Das niedersächsische Justizministerium ist einer der Teilnehmer des weltweiten Technology Adoption Program, kurz TAP, für das neue Betriebssystem Windows Vista. Mit dem TAP bietet Microsoft ausgewählten großen Unternehmenskunden eine Testumgebung für Windows Vista an. Die ehemals unter dem Codenamen Longhorn bekannte neue Betriebssystemgeneration Windows Vista ist dazu als Vorabversion im Ministerium installiert. In enger Zusammenarbeit mit der Microsoft Corporation erhält die Justizbehörde so nicht nur Einblick und Einfluss in die aktuelle Software-Entwicklung, sondern kann ihre rund 15.000 PC-Arbeitsplätze auch später einfacher auf die finale Version von Windows Vista umstellen. Derzeit nutzt die niedersächsische Justiz noch Windows NT 4.0. Parallel dazu erarbeiten die Niedersachsen zusammen mit Microsoft Consulting Services eine moderne IT-Infrastruktur, die den Justizorganen des Landes zu mehr Effizienz verhelfen soll. Die Konzentration von bisher 180 Datenverarbeitungsstandorten auf nur noch sieben zentral administrierte soll darüber hinaus System- sowie Wartungs- und Administrationskosten reduzieren. Zudem hat sich das Ministerium nach genauer Abwägung der Open-Source-Lösung Linux für den Einsatz von Windows Server 2003 als Serverbetriebssystem entschieden.

Durch den Test der Vorabversion von Windows Vista erfährt Microsoft, welche Funktionalitäten für den täglichen Betrieb noch zu optimieren sind. Die umfassende Betreuung durch Microsoft ermöglicht zudem, dass die Erkenntnisse und Erfahrungen der Niedersachsen unmittelbar in die Entwicklungsarbeit einfließen. Sie sind für Microsoft eine wichtige Information aus der Praxis einer großen Verwaltung.

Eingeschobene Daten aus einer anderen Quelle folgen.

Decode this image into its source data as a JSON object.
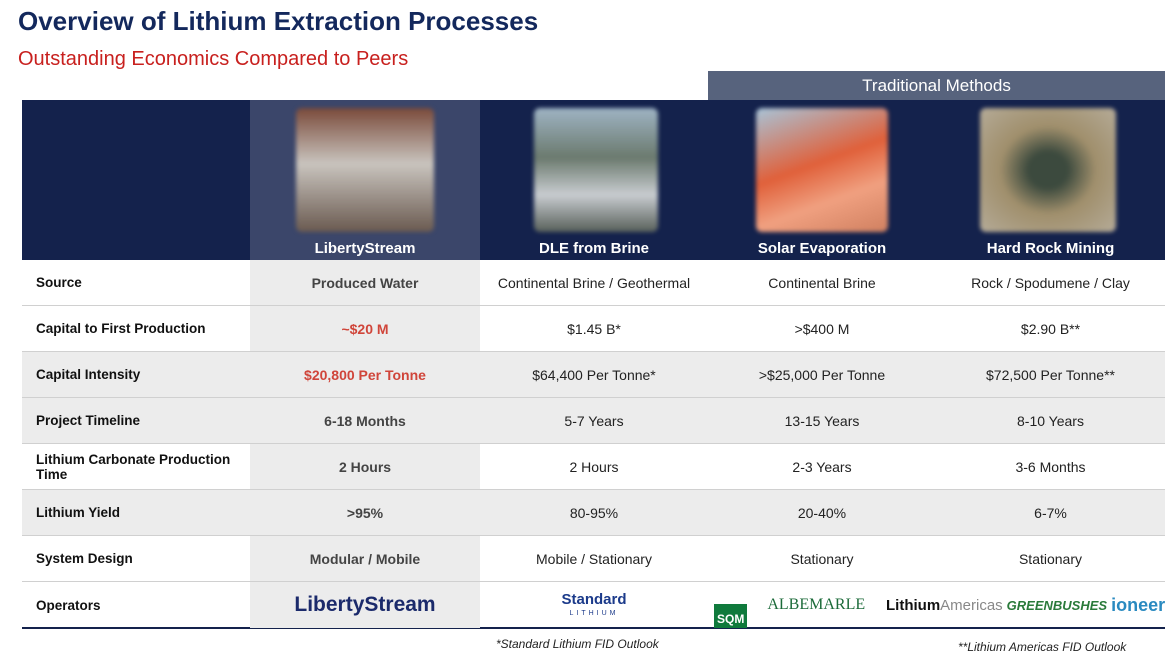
{
  "header": {
    "title": "Overview of Lithium Extraction Processes",
    "subtitle": "Outstanding Economics Compared to Peers"
  },
  "group_header": "Traditional Methods",
  "columns": [
    "LibertyStream",
    "DLE from Brine",
    "Solar Evaporation",
    "Hard Rock Mining"
  ],
  "table": {
    "rows": [
      {
        "label": "Source",
        "cells": [
          "Produced Water",
          "Continental Brine / Geothermal",
          "Continental Brine",
          "Rock / Spodumene / Clay"
        ]
      },
      {
        "label": "Capital to First Production",
        "cells": [
          "~$20 M",
          "$1.45 B*",
          ">$400 M",
          "$2.90 B**"
        ]
      },
      {
        "label": "Capital Intensity",
        "cells": [
          "$20,800 Per Tonne",
          "$64,400 Per Tonne*",
          ">$25,000 Per Tonne",
          "$72,500 Per Tonne**"
        ]
      },
      {
        "label": "Project Timeline",
        "cells": [
          "6-18 Months",
          "5-7 Years",
          "13-15 Years",
          "8-10 Years"
        ]
      },
      {
        "label": "Lithium Carbonate Production Time",
        "cells": [
          "2 Hours",
          "2 Hours",
          "2-3 Years",
          "3-6 Months"
        ]
      },
      {
        "label": "Lithium Yield",
        "cells": [
          ">95%",
          "80-95%",
          "20-40%",
          "6-7%"
        ]
      },
      {
        "label": "System Design",
        "cells": [
          "Modular / Mobile",
          "Mobile / Stationary",
          "Stationary",
          "Stationary"
        ]
      }
    ]
  },
  "operators": {
    "label": "Operators",
    "logos": [
      [
        "LibertyStream"
      ],
      [
        "Standard",
        "LITHIUM"
      ],
      [
        "SQM",
        "ALBEMARLE"
      ],
      [
        "Lithium",
        "Americas",
        "GREENBUSHES",
        "ioneer"
      ]
    ]
  },
  "footnotes": [
    "*Standard Lithium FID Outlook",
    "**Lithium Americas FID Outlook"
  ]
}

Basis für kommende Herausforderungen

‘Wir setzen auf Microsoft als Software- und Serviceanbieter, weil alle Produkte ineinander greifen und reibungslos funktionieren. Damit sind wir für kommende Herausforderungen, insbesondere im Zusammenhang mit der Einführung des elektronischen Rechtsverkehrs, bestens gerüstet. Für die Mitarbeiter ist die Oberfläche vertraut, sie arbeiten sich daher schnell in Anwendungen ein. Der Schulungsaufwand ist also geringer als bei der Einführung von anderen Betriebssystemplattformen’, so Ralph Guise-Rübe, Referatsleiter IT im Justizministerium Niedersachsen.



Autor: Administrator | Erstellt am: Oktober 13th, 2005 | 2 Kommentare | 648 views



2 Kommentare




  1. So muss Microsoft laufen!




  2. [...] einer großen Firma und wenn man da den Aufwand für > > Planung, Hardware, Kabelverlegung und die Administrationskosten für > > einige Jahre in denen die Software auf den Maschinen läuft und nicht > > zu Vergessen die [...]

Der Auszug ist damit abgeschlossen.